那么怎么维护呢?我们可以用一个栈来维护。
#include <bits/stdc++.h>
#include <ext/rope>
using namespace std;
constexpr int limit = (4e5 + 5);//防止溢出
#define INF 0x3f3f3f3f
#define inf 0x3f3f3f3f3f3f3f
#define lowbit(i) i&(-i)//一步两步
#define EPS 1e-9
#define FASTIO ios::sync_with_stdio(false);cin.tie(0),cout.tie(0);
#define pi(a, b) pair<a,b>
#define rep(i, a, b) for(ll i = a; i <= b ; ++i)
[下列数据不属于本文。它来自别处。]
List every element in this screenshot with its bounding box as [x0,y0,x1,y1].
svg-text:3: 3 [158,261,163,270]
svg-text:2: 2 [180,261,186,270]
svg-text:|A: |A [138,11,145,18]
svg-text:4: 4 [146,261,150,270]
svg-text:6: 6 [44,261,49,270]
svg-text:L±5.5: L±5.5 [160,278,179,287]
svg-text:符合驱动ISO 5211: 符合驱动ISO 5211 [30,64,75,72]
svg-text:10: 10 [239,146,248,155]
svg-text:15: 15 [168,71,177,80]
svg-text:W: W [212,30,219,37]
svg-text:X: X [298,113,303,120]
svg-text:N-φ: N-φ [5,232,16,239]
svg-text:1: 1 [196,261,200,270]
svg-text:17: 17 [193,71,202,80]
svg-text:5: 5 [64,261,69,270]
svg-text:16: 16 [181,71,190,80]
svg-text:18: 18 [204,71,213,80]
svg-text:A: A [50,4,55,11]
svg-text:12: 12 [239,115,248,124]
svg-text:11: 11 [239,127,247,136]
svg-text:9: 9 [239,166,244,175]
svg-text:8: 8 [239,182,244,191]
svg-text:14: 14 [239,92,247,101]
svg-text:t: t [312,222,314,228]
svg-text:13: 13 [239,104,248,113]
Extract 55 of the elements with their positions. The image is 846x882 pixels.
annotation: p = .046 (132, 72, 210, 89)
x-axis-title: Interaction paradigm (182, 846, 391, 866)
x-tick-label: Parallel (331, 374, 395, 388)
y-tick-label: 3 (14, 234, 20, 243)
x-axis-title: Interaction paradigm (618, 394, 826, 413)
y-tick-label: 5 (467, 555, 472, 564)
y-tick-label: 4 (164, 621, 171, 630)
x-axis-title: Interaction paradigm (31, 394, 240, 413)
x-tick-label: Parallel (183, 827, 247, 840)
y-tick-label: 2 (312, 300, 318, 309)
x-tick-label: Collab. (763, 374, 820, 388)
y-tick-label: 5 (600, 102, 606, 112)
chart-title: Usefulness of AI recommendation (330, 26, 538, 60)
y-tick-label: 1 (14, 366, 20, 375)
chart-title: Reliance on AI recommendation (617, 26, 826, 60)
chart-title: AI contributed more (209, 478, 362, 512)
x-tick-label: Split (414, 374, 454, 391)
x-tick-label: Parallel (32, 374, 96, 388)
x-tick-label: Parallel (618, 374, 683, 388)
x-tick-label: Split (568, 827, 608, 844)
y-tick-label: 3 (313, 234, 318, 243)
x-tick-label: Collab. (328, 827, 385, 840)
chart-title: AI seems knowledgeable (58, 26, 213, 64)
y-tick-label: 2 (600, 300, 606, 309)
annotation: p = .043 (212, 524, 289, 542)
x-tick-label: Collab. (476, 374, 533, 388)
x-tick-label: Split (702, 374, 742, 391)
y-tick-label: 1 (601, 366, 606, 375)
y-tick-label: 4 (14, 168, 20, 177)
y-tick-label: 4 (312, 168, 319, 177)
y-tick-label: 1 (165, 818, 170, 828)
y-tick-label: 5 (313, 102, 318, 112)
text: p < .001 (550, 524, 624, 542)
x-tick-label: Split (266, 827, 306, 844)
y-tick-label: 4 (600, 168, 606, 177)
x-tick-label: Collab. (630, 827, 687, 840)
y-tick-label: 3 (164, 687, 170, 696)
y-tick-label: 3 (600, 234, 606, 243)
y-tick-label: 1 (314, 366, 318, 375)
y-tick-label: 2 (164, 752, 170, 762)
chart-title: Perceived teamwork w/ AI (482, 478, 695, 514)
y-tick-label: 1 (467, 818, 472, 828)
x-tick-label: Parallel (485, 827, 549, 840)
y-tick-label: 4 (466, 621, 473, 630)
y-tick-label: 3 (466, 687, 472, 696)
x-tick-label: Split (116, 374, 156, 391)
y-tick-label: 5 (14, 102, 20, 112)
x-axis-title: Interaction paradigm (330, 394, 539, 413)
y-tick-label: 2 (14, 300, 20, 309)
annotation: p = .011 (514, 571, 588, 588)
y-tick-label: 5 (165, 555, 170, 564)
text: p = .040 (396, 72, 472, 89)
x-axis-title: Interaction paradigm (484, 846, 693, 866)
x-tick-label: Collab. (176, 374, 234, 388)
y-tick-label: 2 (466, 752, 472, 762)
#define per(i, a, b) for(ll i = b ; i >= a ; --i)
#define MOD 998244353
#define traverse(u) for(int i = head[u]; ~i ; i = edge[i].next)
#define FOPEN freopen("C:\\Users\\tiany\\CLionProjects\\akioi\\data.txt", "rt", stdin)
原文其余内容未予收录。